Wednesday, March 13, 2013

Writivism featured at Youth Village

We have been running the Writivism project since October 2012. In an interview with Youth Village, found here, I talk more about Writivism and other things.


"Youth Village: Being a young person what do you think is biggest challenge in Africa?

Brian: I think the biggest challenge in Africa is the thinking that only Africa has challenges. And so the search for Africa’s biggest challenge is Africa’s biggest challenge. I would say poverty is Africa’s biggest challenge, but show me a continent without poverty and I prove how much you know of the world. Some friends of mine think Africa needs education, by which they mean schools. Others say Africa needs health, by which they mean hospitals. And I ask myself, if education is the attainment of skills, through how many methods have we attained skills in Africa outside schools?

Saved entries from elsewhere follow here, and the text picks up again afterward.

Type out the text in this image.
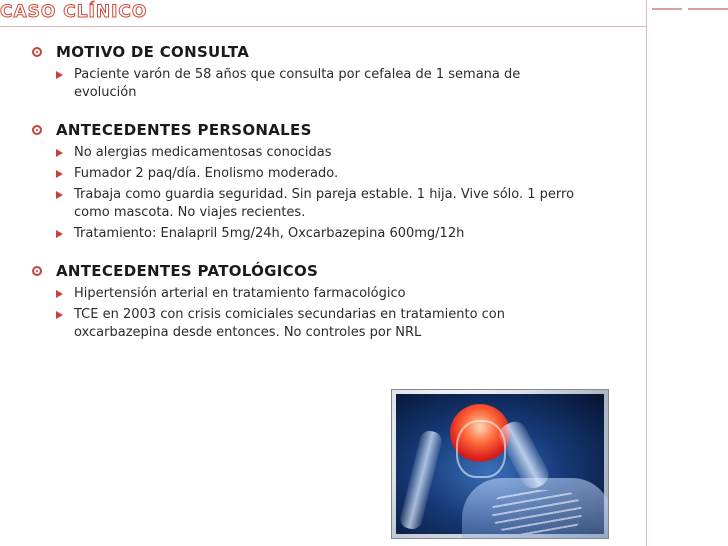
CASO CLÍNICO
MOTIVO DE CONSULTA
Paciente varón de 58 años que consulta por cefalea de 1 semana de evolución
ANTECEDENTES PERSONALES
No alergias medicamentosas conocidas
Fumador 2 paq/día. Enolismo moderado.
Trabaja como guardia seguridad. Sin pareja estable. 1 hija. Vive sólo. 1 perro como mascota. No viajes recientes.
Tratamiento: Enalapril 5mg/24h, Oxcarbazepina 600mg/12h
ANTECEDENTES PATOLÓGICOS
Hipertensión arterial en tratamiento farmacológico
TCE en 2003 con crisis comiciales secundarias en tratamiento con oxcarbazepina desde entonces. No controles por NRL
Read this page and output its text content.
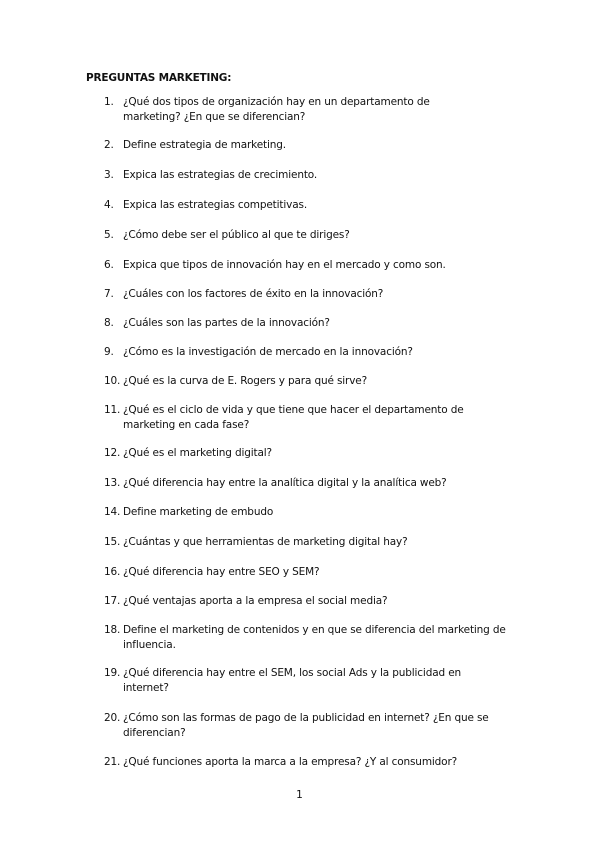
PREGUNTAS MARKETING:
1. ¿Qué dos tipos de organización hay en un departamento de marketing? ¿En que se diferencian?
2. Define estrategia de marketing.
3. Expica las estrategias de crecimiento.
4. Expica las estrategias competitivas.
5. ¿Cómo debe ser el público al que te diriges?
6. Expica que tipos de innovación hay en el mercado y como son.
7. ¿Cuáles con los factores de éxito en la innovación?
8. ¿Cuáles son las partes de la innovación?
9. ¿Cómo es la investigación de mercado en la innovación?
10. ¿Qué es la curva de E. Rogers y para qué sirve?
11. ¿Qué es el ciclo de vida y que tiene que hacer el departamento de marketing en cada fase?
12. ¿Qué es el marketing digital?
13. ¿Qué diferencia hay entre la analítica digital y la analítica web?
14. Define marketing de embudo
15. ¿Cuántas y que herramientas de marketing digital hay?
16. ¿Qué diferencia hay entre SEO y SEM?
17. ¿Qué ventajas aporta a la empresa el social media?
18. Define el marketing de contenidos y en que se diferencia del marketing de influencia.
19. ¿Qué diferencia hay entre el SEM, los social Ads y la publicidad en internet?
20. ¿Cómo son las formas de pago de la publicidad en internet? ¿En que se diferencian?
21. ¿Qué funciones aporta la marca a la empresa? ¿Y al consumidor?
1
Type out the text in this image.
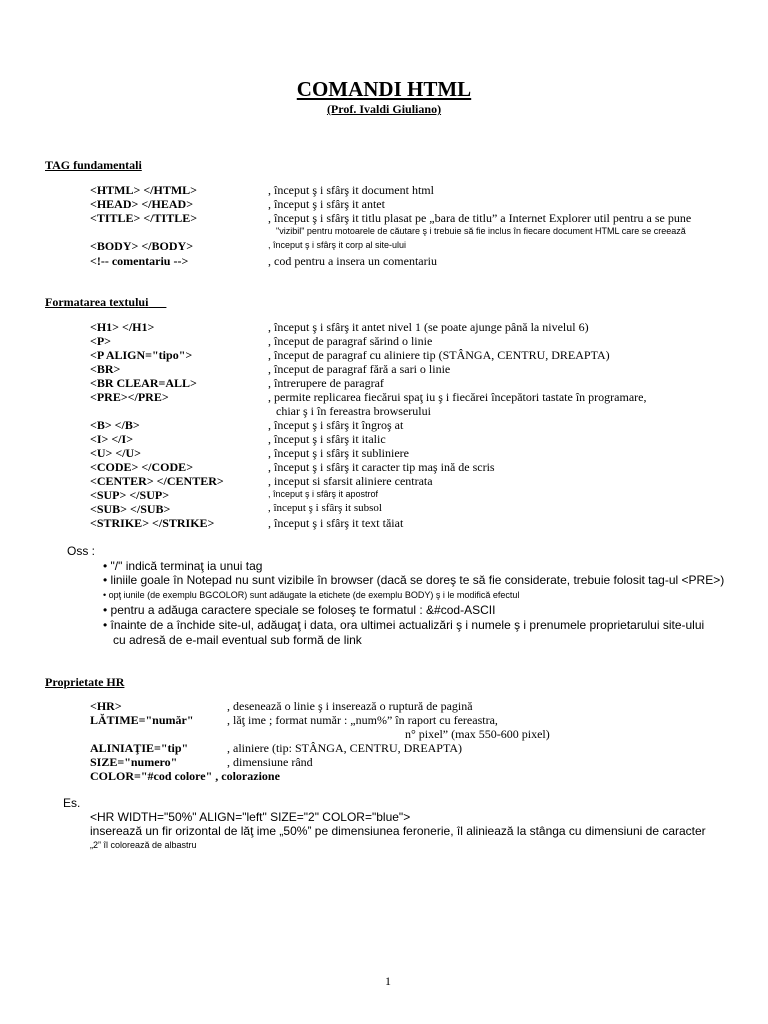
COMANDI HTML
(Prof. Ivaldi Giuliano)
TAG fundamentali
<HTML> </HTML>	, început ş i sfârş it document html
<HEAD> </HEAD>	, început ş i sfârş it antet
<TITLE> </TITLE>	, început ş i sfârş it titlu plasat pe „bara de titlu” a Internet Explorer util pentru a se pune
"vizibil" pentru motoarele de căutare ş i trebuie să fie inclus în fiecare document HTML care se creează
<BODY> </BODY>	, început ş i sfârş it corp al site-ului
<!-- comentariu -->	, cod pentru a insera un comentariu
Formatarea textului
<H1> </H1>	, început ş i sfârş it antet nivel 1 (se poate ajunge până la nivelul 6)
<P>	, început de paragraf sărind o linie
<P ALIGN="tipo">	, început de paragraf cu aliniere tip (STÂNGA, CENTRU, DREAPTA)
<BR>	, început de paragraf fără a sari o linie
<BR CLEAR=ALL>	, întrerupere de paragraf
<PRE></PRE>	, permite replicarea fiecărui spaţ iu ş i fiecărei începători tastate în programare,
chiar ş i în fereastra browserului
<B> </B>	, început ş i sfârş it îngroş at
<I> </I>	, început ş i sfârş it italic
<U> </U>	, început ş i sfârş it subliniere
<CODE> </CODE>	, început ş i sfârş it caracter tip maş ină de scris
<CENTER> </CENTER>	, inceput si sfarsit aliniere centrata
<SUP> </SUP>	, început ş i sfârş it apostrof
<SUB> </SUB>	, început ş i sfârş it subsol
<STRIKE> </STRIKE>	, început ş i sfârş it text tăiat
Oss :
• "/" indică terminaţ ia unui tag
• liniile goale în Notepad nu sunt vizibile în browser (dacă se doreş te să fie considerate, trebuie folosit tag-ul <PRE>)
• opţ iunile (de exemplu BGCOLOR) sunt adăugate la etichete (de exemplu BODY) ş i le modifică efectul
• pentru a adăuga caractere speciale se foloseş te formatul : &#cod-ASCII
• înainte de a închide site-ul, adăugaţ i data, ora ultimei actualizări ş i numele ş i prenumele proprietarului site-ului
cu adresă de e-mail eventual sub formă de link
Proprietate HR
<HR>	, desenează o linie ş i inserează o ruptură de pagină
LĂTIME="număr"	, lăţ ime ; format număr : „num%” în raport cu fereastra,
n° pixel” (max 550-600 pixel)
ALINIAŢIE="tip"	, aliniere (tip: STÂNGA, CENTRU, DREAPTA)
SIZE="numero"	, dimensiune rând
COLOR="#cod colore" , colorazione
Es.
<HR WIDTH="50%" ALIGN="left" SIZE="2" COLOR="blue">
inserează un fir orizontal de lăţ ime „50%” pe dimensiunea feronerie, îl aliniează la stânga cu dimensiuni de caracter
„2” îl colorează de albastru
1
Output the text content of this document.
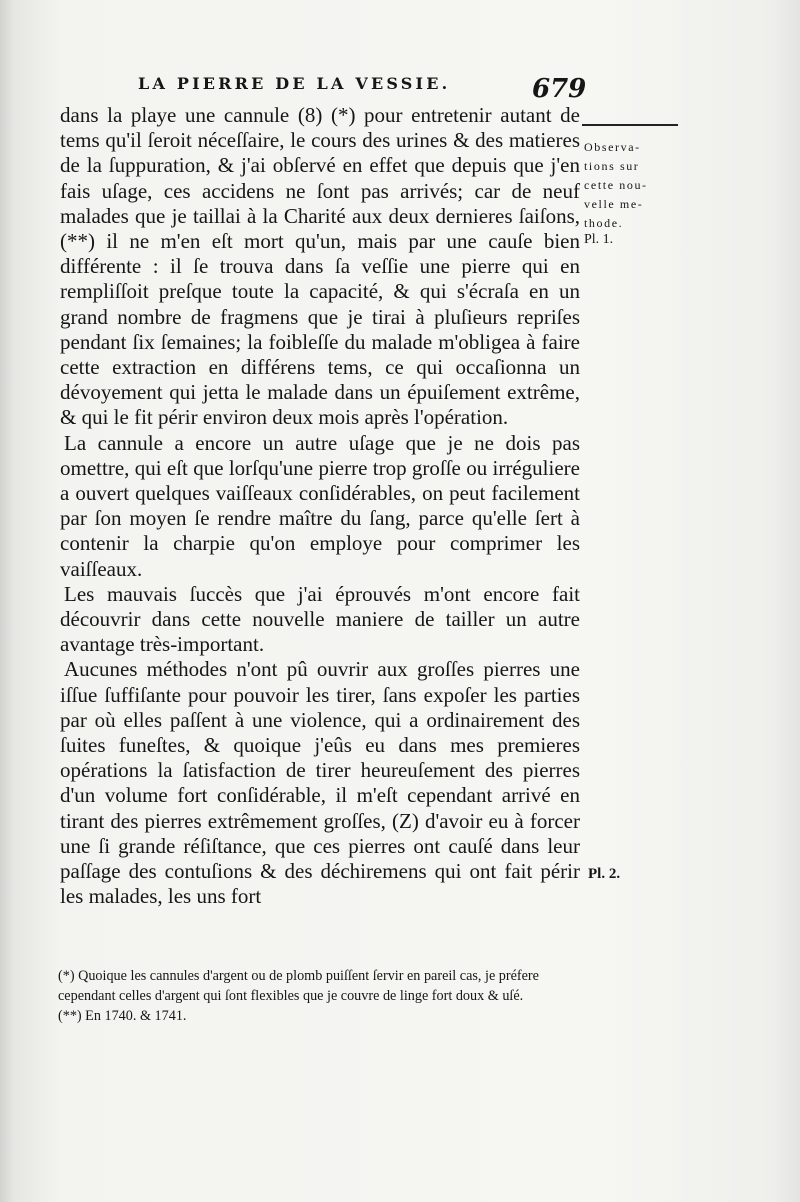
LA PIERRE DE LA VESSIE.	679

dans la playe une cannule (8) (*) pour entretenir autant de tems qu'il ſeroit néceſſaire, le cours des urines & des matieres de la ſuppuration, & j'ai obſervé en effet que depuis que j'en fais uſage, ces accidens ne ſont pas arrivés; car de neuf malades que je taillai à la Charité aux deux dernieres ſaiſons, (**) il ne m'en eſt mort qu'un, mais par une cauſe bien différente : il ſe trouva dans ſa veſſie une pierre qui en rempliſſoit preſque toute la capacité, & qui s'écraſa en un grand nombre de fragmens que je tirai à pluſieurs repriſes pendant ſix ſemaines; la foibleſſe du malade m'obligea à faire cette extraction en différens tems, ce qui occaſionna un dévoyement qui jetta le malade dans un épuiſement extrême, & qui le fit périr environ deux mois après l'opération.

La cannule a encore un autre uſage que je ne dois pas omettre, qui eſt que lorſqu'une pierre trop groſſe ou irréguliere a ouvert quelques vaiſſeaux conſidérables, on peut facilement par ſon moyen ſe rendre maître du ſang, parce qu'elle ſert à contenir la charpie qu'on employe pour comprimer les vaiſſeaux.

Les mauvais ſuccès que j'ai éprouvés m'ont encore fait découvrir dans cette nouvelle maniere de tailler un autre avantage très-important.

Aucunes méthodes n'ont pû ouvrir aux groſſes pierres une iſſue ſuffiſante pour pouvoir les tirer, ſans expoſer les parties par où elles paſſent à une violence, qui a ordinairement des ſuites funeſtes, & quoique j'eûs eu dans mes premieres opérations la ſatisfaction de tirer heureuſement des pierres d'un volume fort conſidérable, il m'eſt cependant arrivé en tirant des pierres extrêmement groſſes, (Z) d'avoir eu à forcer une ſi grande réſiſtance, que ces pierres ont cauſé dans leur paſſage des contuſions & des déchiremens qui ont fait périr les malades, les uns fort

Observa-
tions sur
cette nou-
velle me-
thode.
Pl. 1.
Pl. 2.

(*) Quoique les cannules d'argent ou de plomb puiſſent ſervir en pareil cas, je préfere cependant celles d'argent qui ſont flexibles que je couvre de linge fort doux & uſé.

(**) En 1740. & 1741.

If health is the condition of the person’s body and mind, how many of us in Africa keep our bodies and minds in good condition without going to hospitals? I think I have now discovered Africa’s biggest challenge. We have artificial challenges. We cry of not being healthy, but we the criers know the herb whose sap can heal us when we bleed, knowledge handed down from our ancestors and not given to us in schools. We say we are not educated yet we can weave mats, make iron tools through blacksmithing and other skills we have inherited from our forefathers and mothers, without school. Now, you agree with me, that if you do not get the problem right, you won’t get the solution right. There is our biggest challenge. Our failure to harness our potential. Our failure to tap into the opportunities that indigenous knowledge offer. Recently, a teenager at one of Kampala’s crowded high schools made a tablet that can heal worm infections. How? She is just a teenager? She did this by applying her grandmother’s knowledge, that pawpaw seeds heal worm infections. Her grandmother had used the seeds to heal their infections when they were young and voila, now we have a tablet made by a teenager. Will she be supported? Our failure to believe in our own potential and abilities is what kills us. We do not develop local potential and do not support solutions from within."